Kevin Tessier is living the dream. As owner of the NorthWest Voyageur Company, work for him is paddling out on the lake in an authentic voyageur canoe and revisiting Canada’s fur trading history with a group of Sun Peaks visitors.
“I often tell my guests when they’re in my boat, ‘This is my office and it’s not a bad office to have, even when it’s raining’,” he said.
Tessier has always loved the outdoors having worked as a canoe guide in Ontario since he was 16. After moving to B.C., he enrolled in the Adventure Tourism Guide program in what was then University College of the Cariboo (now Thompson Rivers University). There, he got the idea of starting an adventure tourism business.
“They preached in the program that adventure tourism was going to be the next big thing and, looking back, they were absolutely right. Adventure tourism has become huge since then,” said Tessier.
Tessier is one of many wilderness tourism entrepreneurs who, in total, contribute about $1 billion of revenues a year in B.C. alone. With B.C.’s breathtaking scenery and topography, it’s not surprising that the adventure tourism industry has significantly grown in the province.
“The biggest heli-skiing industry in the world is in British Columbia,” said Gilles Valade, Adventure Studies program chair at Thompson Rivers University. “We don’t get millions of clients but certainly the profile and the spending that’s seen in those activities are quite high.”
Job opportunities are also plentiful, said Valade, but they’re usually seasonal and may not always be financially appealing to recent graduates. So some people, like Tessier’s classmate Adam Stein, opted to start their own business instead.
Stein initially took the program wanting to be certified as a mountain guide. But being outdoors, he discovered his love for photography. He opened his own business, Alpine Images Photography.
While not working in adventure tourism per se, Stein said taking the program was worth it.
“(Having) the capabilities and skill sets to be out on those different environments was certainly the canvas for my photography,” said Stein. “The opportunity to be out there in a safe manner and on a regular basis gave me the chance to photograph.”
“The other portion of the program is getting people certified by different governing bodies . . . as a guide and eventually as a business owner.

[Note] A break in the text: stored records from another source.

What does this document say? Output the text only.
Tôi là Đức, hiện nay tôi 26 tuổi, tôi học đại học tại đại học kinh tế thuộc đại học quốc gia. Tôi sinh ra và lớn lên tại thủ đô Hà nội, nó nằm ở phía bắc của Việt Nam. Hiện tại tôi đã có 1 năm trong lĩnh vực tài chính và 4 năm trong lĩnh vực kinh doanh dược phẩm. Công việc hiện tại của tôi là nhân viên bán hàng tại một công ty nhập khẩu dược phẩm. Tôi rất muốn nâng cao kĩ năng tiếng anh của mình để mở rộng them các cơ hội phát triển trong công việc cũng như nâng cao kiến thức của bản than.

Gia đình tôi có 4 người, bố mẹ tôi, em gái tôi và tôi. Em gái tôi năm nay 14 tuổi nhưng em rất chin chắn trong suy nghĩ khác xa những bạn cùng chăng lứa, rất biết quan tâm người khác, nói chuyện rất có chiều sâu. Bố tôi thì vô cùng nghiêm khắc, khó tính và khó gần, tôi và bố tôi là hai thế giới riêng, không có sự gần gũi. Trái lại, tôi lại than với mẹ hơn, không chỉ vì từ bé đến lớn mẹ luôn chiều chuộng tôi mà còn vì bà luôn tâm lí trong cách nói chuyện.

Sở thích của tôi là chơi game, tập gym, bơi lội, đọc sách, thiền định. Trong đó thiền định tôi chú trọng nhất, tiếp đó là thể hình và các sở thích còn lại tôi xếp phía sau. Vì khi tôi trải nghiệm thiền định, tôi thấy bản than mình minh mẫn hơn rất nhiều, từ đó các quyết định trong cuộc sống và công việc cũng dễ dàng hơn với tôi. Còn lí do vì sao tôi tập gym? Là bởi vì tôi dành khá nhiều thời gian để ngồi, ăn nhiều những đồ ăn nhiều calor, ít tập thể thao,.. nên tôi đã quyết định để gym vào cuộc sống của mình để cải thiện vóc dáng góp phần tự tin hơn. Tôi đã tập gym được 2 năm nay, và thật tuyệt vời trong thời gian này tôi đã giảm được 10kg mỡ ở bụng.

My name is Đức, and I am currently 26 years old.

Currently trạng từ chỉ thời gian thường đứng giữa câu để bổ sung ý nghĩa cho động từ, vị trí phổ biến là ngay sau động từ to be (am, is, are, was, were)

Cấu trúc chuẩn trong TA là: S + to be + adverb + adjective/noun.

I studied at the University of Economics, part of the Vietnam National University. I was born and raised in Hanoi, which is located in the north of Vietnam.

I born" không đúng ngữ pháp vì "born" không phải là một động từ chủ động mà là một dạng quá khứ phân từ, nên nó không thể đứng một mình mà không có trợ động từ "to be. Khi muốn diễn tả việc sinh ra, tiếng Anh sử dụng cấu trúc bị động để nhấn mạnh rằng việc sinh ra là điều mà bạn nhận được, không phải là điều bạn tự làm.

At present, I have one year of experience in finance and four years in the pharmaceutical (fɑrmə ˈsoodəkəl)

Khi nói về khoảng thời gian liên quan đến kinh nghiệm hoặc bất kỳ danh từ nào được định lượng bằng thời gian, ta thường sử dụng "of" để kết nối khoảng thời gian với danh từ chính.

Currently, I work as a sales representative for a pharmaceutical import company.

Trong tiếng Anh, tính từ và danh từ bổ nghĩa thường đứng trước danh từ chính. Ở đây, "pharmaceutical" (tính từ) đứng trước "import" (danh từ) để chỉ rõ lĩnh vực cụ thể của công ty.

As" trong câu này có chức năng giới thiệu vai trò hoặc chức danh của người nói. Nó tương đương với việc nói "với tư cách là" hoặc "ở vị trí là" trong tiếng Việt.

So a lot of the business principles held through,” he added.
For Tessier, the program fed his entrepreneurial spirit. After graduating, he started reading about the pioneers of the area, which sparked a business idea.

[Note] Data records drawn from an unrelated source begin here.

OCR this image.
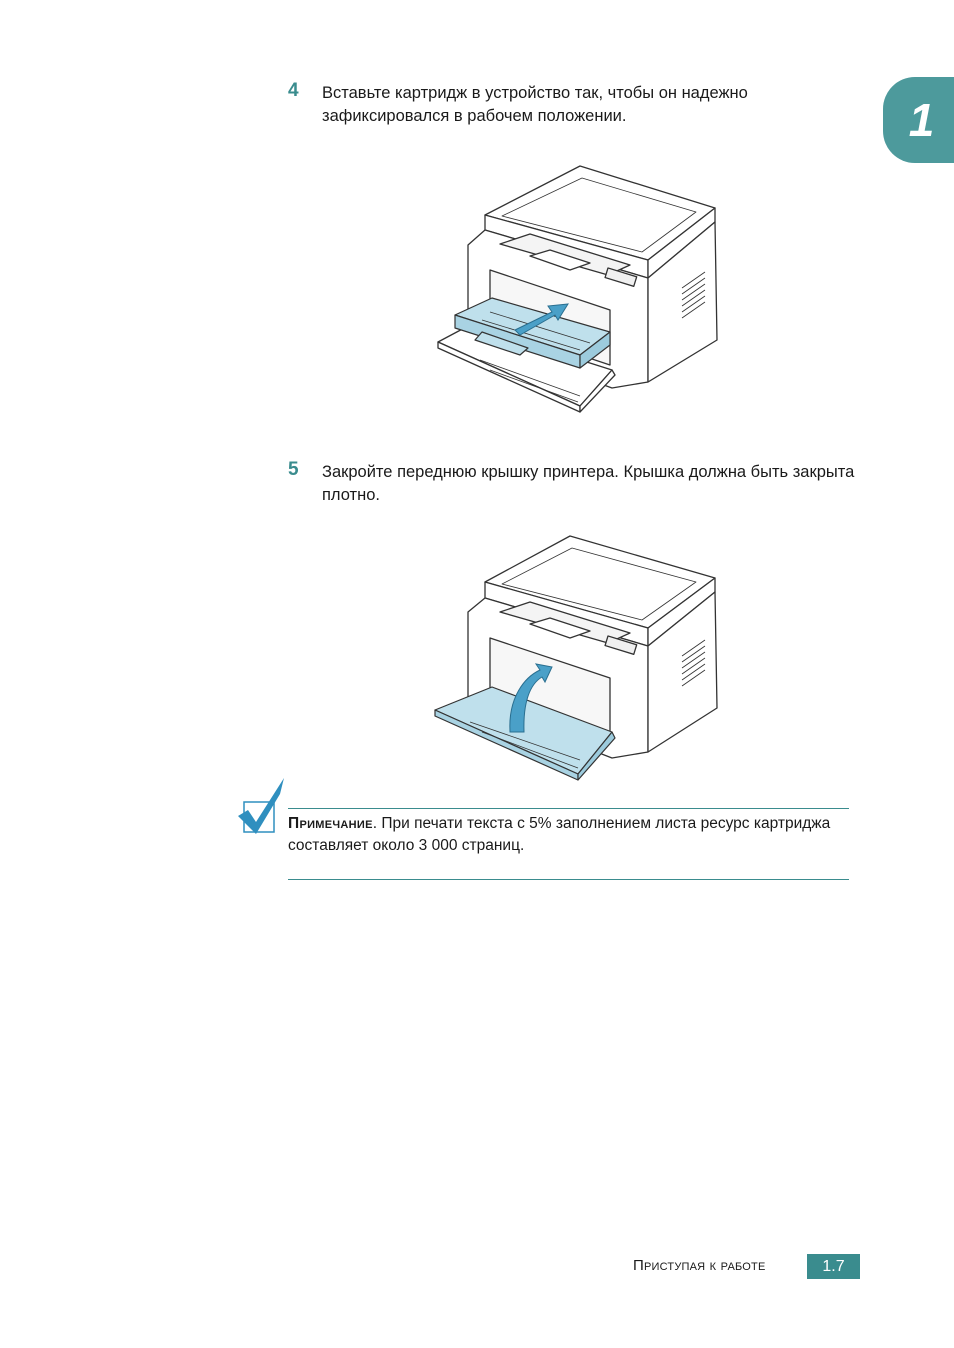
1
4 Вставьте картридж в устройство так, чтобы он надежно зафиксировался в рабочем положении.
5 Закройте переднюю крышку принтера. Крышка должна быть закрыта плотно.
Примечание. При печати текста с 5% заполнением листа ресурс картриджа составляет около 3 000 страниц.
Приступая к работе	1.7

“I was reading stories about all these individuals, and I thought it would be neat if I could do something out of Sun Peaks because it was growing,” he recalled. With the help of the B.C. Community Futures network, Tessier fleshed out his business idea and launched the canoe tours at Sun Peaks.
But like any start up venture, starting an adventure tourism business is not easy.
“Because you’re a small business, you do everything yourself,” said Valade. “You’re the guide, the marketer and the driver and you do the shopping and the books until you get to a certain size.”
Getting the appropriate permit for access to water or land may mean going through bureaucracy, and securing insurance for activities like heli-skiing or rock climbing can be a challenge, Valade added.
There’s also the financial aspect of the business.
“You can take your projections and make them as conservative as you like but . . . the fiscal challenges are definitely very real,” said Tessier.
Timing factors into the equation too.
“You couldn’t start Mike Wiegele’s (heli-skiing) today,” said Valade. “There’s a bit of luck in there. If you have a special service or product that nobody else has, then it’s easier to make it.”
This is what Dylan Methot hopes to build on. Last summer, Methot opened a mountain bike guiding and shuttling operation in Kamloops called Mostly Mental Shuttles.
“Kamloops doesn’t have a shuttling service, why not take a crack at it?” said Methot. “I may just be the only company in the Interior.”
“It’s gone well enough that I’m really excited about next season.”
Despite the hurdles, there’s one common thread in these entrepreneurs’ experiences—doing what you love is very rewarding.
“As long as you put a lot of work into it, I think anything is possible,” said Methot. “But when you start, you really have to love what you’re doing because it does take a while to get the ball rolling.”